Gigs, dance, art

January 31st, 2011: Anne Teresa De Keersmaeker – En Atendant

théatre de la ville

Anytime I get to see something by Rosas is a special event for me, one I’ll usually have been looking forward for a while — like since the last time I saw them. En Atendant was a rich performance for me, bringing new things, new twists on older things, and a sense of continuity that reached back many years. This marked the thirtieth work by Anne Teresa De Keersmaeker that I’ve seen over the years — not counting films and those I have seen more than once — so maybe the past tends to skew my perception toward picking up this kind of thing.

There was live music this time — ancient music — but not all the time, usually for group sequences. Actually I think there was more silence than music. Those sequences with music felt the most intricate to me, often involving pairs of dancers, but maybe that’s just because I was too close to the stage to really get the big picture. That’s why I like to see her pieces more than once from a different point of view, but she’s so popular it’s become tough to get that second ticket. There was a lot of walking, like in The Song, but with more lines this time. Another recent trend is her work with support, both in groups — piling on in one corner then freezing, getting back up and freezing again, but the best was what went in around and between these poses — and in pairs. I especially liked a sequence with Sue-Yeon Youn and Cynthia Loemij because of the way the support evolved into just fingers touching then just barely so, with a hint of that much later in the piece.

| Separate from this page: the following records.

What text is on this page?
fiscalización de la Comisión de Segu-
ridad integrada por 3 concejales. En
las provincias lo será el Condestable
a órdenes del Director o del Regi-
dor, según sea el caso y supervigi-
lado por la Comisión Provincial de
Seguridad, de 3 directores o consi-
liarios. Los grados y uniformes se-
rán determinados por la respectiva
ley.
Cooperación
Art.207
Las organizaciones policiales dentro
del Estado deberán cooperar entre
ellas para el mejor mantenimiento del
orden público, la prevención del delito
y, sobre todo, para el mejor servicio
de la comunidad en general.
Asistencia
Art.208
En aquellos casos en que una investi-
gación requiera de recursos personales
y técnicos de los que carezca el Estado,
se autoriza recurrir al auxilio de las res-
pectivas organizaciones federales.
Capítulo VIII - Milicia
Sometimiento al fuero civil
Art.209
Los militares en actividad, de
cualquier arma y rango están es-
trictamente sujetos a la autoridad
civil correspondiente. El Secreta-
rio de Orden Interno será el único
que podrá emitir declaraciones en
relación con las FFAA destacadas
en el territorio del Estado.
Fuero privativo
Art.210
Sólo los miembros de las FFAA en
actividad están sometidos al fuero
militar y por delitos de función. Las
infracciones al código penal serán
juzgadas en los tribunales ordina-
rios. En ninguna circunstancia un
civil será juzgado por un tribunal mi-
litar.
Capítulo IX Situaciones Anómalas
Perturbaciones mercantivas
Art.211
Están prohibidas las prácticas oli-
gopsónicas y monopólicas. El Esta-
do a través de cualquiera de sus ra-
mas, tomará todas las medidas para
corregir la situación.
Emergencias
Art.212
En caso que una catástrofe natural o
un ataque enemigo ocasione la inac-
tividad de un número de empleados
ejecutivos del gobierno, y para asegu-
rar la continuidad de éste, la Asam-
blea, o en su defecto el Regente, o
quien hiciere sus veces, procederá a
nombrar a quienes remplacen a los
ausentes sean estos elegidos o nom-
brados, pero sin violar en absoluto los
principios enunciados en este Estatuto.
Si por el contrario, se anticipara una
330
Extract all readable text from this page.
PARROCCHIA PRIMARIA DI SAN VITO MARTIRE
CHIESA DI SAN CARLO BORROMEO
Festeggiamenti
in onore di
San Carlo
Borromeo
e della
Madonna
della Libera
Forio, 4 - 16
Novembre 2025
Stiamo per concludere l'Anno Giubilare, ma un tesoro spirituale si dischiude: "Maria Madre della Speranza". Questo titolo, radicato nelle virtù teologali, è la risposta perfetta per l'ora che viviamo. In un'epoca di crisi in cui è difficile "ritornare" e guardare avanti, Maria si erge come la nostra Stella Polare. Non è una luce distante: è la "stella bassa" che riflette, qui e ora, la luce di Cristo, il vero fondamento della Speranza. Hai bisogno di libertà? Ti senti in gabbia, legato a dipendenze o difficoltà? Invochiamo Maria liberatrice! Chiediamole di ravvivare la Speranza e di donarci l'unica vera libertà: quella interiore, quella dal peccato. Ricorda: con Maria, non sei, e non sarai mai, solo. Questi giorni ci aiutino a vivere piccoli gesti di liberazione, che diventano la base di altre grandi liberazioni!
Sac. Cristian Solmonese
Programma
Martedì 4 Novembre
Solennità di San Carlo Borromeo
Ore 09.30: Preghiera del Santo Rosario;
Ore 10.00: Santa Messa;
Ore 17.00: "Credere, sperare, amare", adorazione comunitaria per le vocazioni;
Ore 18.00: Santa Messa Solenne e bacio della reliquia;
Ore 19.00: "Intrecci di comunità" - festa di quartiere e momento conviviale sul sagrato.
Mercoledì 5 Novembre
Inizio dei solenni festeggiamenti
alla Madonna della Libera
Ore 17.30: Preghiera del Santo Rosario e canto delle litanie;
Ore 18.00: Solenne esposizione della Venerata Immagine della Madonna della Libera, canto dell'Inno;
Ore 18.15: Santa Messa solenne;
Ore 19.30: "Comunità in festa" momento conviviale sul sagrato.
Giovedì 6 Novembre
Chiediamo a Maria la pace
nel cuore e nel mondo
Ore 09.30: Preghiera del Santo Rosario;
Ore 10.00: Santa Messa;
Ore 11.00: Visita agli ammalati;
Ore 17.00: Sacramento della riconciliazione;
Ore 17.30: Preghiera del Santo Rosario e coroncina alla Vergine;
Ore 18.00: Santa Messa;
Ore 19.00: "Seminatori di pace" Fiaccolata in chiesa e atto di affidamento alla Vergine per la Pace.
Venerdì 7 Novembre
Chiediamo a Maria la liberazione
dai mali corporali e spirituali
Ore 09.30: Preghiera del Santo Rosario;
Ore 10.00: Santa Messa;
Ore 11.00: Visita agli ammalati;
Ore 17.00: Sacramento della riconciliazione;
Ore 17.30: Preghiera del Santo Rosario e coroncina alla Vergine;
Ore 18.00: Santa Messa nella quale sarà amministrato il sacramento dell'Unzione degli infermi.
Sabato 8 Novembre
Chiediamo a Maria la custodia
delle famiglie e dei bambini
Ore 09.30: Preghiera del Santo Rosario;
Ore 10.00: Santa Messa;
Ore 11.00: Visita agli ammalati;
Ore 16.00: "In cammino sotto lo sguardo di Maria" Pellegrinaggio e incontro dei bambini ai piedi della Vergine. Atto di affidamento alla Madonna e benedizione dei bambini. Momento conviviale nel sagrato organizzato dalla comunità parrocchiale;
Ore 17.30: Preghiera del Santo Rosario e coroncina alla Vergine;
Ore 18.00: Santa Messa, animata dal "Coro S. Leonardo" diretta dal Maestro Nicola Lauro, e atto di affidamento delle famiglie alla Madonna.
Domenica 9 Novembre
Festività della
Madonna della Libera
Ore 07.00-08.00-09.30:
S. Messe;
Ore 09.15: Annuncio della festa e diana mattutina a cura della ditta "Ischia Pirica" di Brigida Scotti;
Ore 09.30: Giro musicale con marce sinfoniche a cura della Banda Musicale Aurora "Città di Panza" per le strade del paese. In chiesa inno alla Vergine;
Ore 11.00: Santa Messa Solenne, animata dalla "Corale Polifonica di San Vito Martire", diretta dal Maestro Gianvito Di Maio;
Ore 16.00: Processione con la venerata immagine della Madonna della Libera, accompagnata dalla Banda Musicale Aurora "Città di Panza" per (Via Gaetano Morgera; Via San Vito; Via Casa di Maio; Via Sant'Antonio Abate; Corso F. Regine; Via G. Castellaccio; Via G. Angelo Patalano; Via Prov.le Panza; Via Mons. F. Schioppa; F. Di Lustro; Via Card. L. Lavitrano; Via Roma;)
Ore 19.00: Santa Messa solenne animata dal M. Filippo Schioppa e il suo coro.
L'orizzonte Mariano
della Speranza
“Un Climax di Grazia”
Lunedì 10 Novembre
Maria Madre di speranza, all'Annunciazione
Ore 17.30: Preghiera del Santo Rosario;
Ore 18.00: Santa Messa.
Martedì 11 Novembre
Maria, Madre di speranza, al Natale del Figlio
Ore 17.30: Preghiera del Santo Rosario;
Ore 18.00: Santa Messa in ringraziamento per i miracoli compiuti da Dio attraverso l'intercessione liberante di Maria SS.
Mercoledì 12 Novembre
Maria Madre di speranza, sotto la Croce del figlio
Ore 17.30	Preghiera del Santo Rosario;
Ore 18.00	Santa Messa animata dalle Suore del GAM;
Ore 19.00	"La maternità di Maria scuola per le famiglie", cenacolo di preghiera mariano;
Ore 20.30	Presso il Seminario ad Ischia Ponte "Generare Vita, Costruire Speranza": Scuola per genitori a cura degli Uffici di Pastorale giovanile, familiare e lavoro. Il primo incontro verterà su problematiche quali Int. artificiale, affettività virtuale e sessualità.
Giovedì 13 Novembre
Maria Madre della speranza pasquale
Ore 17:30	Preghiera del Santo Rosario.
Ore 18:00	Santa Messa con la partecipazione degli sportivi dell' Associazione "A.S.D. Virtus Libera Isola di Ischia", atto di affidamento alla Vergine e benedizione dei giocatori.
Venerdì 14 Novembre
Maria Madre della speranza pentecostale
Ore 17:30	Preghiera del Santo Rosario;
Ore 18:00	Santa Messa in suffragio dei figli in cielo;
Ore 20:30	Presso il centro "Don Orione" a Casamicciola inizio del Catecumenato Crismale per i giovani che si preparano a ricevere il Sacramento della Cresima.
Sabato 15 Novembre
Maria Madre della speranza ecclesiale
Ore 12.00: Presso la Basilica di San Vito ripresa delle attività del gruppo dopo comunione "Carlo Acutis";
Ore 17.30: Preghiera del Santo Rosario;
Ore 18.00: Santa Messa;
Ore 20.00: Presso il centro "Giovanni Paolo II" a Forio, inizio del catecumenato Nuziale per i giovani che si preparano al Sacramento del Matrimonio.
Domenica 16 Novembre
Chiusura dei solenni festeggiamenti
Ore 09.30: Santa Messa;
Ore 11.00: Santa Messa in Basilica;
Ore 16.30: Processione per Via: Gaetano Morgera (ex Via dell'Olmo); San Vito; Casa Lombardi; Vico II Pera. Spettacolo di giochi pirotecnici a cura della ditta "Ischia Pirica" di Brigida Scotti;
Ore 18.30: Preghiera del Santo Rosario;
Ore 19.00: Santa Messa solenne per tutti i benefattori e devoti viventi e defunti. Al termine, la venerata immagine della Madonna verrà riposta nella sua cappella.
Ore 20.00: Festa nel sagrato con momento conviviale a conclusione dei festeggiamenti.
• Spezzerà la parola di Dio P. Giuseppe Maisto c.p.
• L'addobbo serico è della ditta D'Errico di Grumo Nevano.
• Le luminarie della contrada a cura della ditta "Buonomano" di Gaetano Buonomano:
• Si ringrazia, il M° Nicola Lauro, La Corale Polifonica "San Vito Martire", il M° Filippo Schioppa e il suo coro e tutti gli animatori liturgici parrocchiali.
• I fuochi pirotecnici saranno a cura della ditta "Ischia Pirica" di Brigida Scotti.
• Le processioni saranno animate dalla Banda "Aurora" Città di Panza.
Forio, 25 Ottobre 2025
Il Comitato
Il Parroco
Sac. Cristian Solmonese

I saw a lot of these fleeting hints at something that came before, phrases or single movements or even just bits that echoes earlier things, like shoulders moved forward or a foot pushing on the back of the other leg’s knee. Sometimes much earlier, as a couple of hip movements reminded me of Microkosmos. Of course the continuity was much stronger with The Song and Zeitung, mostly the legs, bending, coiling and support, but I saw things that echoed earlier works throughout her career — though I do have a big blind spot there in the late eighties. There even was a bent arm or two that reminded me of the first part of April Me, which I hadn’t thought of in a while, but which fits somehow.

But all there fleeting moments were just that, and didn’t hinder the flow at all. They just gave the piece a special kind of richness for me. There was enough going on not to dwell on this flashes. New things stood out too, like the violent burst of a solo ending close to exhaustion. Still precise, but with a different kind of geometry, different angles and a sense of pushing some limits, control without restraint. One pretty impressive thing is that the very different elements — groups, pairs, solo; silence, music; even pauses — fit together in a kind of polyphony spread out over time. It all felt connected into a whole that made sense. It felt so rich on so many levels that I’m sure I missed more than half or what was there, a convenient excuse to fuel my desire to see it again. Yet, there was a lot of space too, but not empty, the kind of space that is needed by what’s in there. Kind of like you need some silence to have notes.

Speaking of which, one of my favorite things in Anne Teresa De Keersmaeker’s choreography is when a dancer will lean before fully moving, something which makes movement start not just from stillness, but from within stillness. In music, I love Miles Davis’ silences, and I think that’s related. But sometimes dance takes it even further. That’s another reason why I was so happy/relieved to see Cynthia Loemij dancing. Sometimes I can see her start slightly before she actually moves at all. I guess I’m just picking up some slight visual hint of tension, out of the familiarity built over eighteen years of seeing her dance Anne Teresa De Keersmaeker’s works, without being able to point out anything. The same thing goes when she stops. It’s a blink of an eye, but it makes a whole lot of difference to me. She was not in The Song, and that probably shocked me out of taking her for granted. This is not a post about my appreciation for her though  — maybe I will write one someday — but what I want to say is this: Anne Teresa De Keermaeker is my favorite choreographer, though Padmini Chettur comes close. But for me nothing comes close to seeing Cynthia Loemij dance Anne Teresa De Keersmaeker.